Let $G=P \ltimes Q=QM$ be a finite non-nilpotent group which is solvable. ($P$ and $Q$ are Sylow subgroups of $G$ such that $P$ is cylic and $|Q|=q^4$). Let $M=C_G(P)=N_G(P)=P \times (Q \cap M)$ is a non-cyclic maximal subgroups of $G$ which is abelian( $Q \cap M \trianglelefteq G$). Also we have $Q \cap M$ contains a non-cyclic subgroup $T \cong C_q \times C_q$ ($q$ is a prime) which is maximal in $Q \cap M$ and $Q \cap M$ is maximal in $Q$. Now i want to find at least three non-conjugate subgroups of $G$ which are non-normal and non-cyclic in $G$.

$\bf{My try:}$ By assumption, $M$ is non-normal non-cyclic subgroups of $G$. Also since $PT < N_G(P)$, we have $PT$ is non-normal non-cylic subgroups of $G$. Also we have $M \le C_G(Q \cap M)\le G$. If $M =C_G(Q \cap M) \trianglelefteq N_G(Q \cap M)=G$, then $M \trianglelefteq G$, a contradiction.

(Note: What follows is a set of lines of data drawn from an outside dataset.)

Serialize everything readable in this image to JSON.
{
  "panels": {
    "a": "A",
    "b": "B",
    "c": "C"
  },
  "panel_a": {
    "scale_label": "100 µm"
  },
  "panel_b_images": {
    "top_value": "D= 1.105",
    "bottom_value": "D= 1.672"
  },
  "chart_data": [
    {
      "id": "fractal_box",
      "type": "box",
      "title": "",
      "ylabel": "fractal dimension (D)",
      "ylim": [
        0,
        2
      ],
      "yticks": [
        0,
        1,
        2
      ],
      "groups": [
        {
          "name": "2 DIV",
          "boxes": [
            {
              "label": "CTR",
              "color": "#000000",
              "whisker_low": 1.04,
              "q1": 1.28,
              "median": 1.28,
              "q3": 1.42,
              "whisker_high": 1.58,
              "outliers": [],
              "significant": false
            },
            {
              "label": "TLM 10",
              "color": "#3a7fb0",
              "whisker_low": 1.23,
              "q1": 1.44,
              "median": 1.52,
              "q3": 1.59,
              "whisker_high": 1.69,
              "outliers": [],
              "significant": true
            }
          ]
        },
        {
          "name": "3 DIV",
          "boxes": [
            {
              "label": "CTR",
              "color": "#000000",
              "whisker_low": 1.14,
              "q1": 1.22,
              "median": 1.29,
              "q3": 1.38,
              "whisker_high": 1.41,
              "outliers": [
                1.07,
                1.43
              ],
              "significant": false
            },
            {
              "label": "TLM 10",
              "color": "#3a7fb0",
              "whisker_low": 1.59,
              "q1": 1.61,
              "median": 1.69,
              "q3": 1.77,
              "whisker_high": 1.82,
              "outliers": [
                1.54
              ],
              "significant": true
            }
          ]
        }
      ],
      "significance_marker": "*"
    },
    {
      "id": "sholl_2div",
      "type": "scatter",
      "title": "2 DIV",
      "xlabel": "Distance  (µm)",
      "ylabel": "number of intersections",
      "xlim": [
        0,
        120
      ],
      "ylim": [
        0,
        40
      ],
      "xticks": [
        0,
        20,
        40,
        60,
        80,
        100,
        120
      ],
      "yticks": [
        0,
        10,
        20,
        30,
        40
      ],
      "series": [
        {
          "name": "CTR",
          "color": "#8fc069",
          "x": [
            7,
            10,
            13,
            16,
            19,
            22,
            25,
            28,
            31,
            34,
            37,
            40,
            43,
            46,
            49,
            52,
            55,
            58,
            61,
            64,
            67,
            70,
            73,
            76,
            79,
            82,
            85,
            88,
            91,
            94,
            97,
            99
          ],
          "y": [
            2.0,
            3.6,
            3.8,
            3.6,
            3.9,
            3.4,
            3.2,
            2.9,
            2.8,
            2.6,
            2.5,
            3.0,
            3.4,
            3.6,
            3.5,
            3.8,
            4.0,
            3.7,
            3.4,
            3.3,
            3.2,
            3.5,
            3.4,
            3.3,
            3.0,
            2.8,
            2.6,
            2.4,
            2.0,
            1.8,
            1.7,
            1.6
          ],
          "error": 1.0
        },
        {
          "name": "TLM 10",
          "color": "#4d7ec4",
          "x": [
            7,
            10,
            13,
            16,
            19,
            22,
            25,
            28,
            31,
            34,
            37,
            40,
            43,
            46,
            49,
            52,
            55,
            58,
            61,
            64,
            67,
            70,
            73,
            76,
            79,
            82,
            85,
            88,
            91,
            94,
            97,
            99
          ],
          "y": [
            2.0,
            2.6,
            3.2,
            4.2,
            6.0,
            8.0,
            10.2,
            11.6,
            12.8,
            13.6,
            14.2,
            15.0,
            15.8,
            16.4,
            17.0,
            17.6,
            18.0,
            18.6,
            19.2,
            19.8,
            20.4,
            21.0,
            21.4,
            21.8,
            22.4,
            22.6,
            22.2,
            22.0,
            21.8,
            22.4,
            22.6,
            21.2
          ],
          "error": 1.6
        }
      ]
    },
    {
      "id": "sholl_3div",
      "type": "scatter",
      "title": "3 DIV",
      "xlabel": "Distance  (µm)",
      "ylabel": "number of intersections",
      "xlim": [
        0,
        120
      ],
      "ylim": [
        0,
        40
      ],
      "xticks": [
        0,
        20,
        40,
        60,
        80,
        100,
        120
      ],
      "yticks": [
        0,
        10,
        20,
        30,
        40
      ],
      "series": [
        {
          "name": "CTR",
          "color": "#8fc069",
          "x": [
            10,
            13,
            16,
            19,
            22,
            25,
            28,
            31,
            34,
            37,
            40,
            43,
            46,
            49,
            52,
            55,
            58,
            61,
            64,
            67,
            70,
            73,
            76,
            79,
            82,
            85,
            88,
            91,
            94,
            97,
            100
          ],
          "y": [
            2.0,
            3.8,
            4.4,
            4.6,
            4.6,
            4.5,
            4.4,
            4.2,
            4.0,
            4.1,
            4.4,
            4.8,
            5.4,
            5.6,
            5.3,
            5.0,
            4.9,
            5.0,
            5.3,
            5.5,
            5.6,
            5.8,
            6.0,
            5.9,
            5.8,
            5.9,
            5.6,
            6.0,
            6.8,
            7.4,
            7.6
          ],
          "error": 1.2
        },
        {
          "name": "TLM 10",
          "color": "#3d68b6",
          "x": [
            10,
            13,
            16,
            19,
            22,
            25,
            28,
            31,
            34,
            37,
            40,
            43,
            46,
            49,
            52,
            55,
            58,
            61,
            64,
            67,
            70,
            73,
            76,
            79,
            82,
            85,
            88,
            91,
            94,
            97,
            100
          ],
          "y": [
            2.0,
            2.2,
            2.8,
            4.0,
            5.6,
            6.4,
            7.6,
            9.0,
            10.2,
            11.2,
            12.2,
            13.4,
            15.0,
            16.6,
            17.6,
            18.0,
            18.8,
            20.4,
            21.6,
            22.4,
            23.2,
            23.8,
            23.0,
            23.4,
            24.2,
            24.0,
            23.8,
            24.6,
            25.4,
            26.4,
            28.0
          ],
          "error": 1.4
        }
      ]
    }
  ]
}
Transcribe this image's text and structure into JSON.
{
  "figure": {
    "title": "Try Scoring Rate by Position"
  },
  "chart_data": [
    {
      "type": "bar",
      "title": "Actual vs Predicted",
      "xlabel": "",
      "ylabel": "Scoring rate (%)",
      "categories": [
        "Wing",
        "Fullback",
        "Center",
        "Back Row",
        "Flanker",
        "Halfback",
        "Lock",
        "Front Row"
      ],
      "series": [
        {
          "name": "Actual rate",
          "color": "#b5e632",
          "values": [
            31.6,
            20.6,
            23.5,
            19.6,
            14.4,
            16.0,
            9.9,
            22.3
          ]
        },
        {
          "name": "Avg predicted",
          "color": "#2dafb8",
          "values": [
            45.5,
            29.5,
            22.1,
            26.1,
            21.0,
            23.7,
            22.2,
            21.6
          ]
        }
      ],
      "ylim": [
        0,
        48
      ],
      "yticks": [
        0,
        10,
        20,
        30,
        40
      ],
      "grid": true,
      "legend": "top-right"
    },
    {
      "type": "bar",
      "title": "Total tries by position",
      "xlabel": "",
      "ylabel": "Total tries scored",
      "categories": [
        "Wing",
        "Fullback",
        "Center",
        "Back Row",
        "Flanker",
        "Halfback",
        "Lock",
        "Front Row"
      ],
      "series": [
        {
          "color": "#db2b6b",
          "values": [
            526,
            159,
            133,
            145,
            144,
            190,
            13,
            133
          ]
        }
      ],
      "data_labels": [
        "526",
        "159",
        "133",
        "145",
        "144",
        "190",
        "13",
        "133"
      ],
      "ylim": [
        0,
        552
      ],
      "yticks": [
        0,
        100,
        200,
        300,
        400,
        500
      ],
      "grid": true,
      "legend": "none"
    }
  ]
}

So $Q \cap M \le Z(G)$. Since $G/Q$ is abelian, $G^{\prime} \le Q$.Thus we deduce from maximality of $M$ that $G=G^{\prime}M$, and so $Q=G^{\prime}(Q \cap M)$. Please help me to find another non-normal non-cyclic subgroup of $G$ which is not conjugate to $M$ and $PT$.

Answer 1

Since $Q \cap M \le Z(G)$, $Q$ must be abelian, so $Q = [P,Q] \times (Q \cap M)$, with $|[P,Q]| = q$.

Let $[P,Q] = \langle x \rangle$ and $T = \langle y,z \rangle$. Then we can take the subgroup $\langle xy,z \rangle$.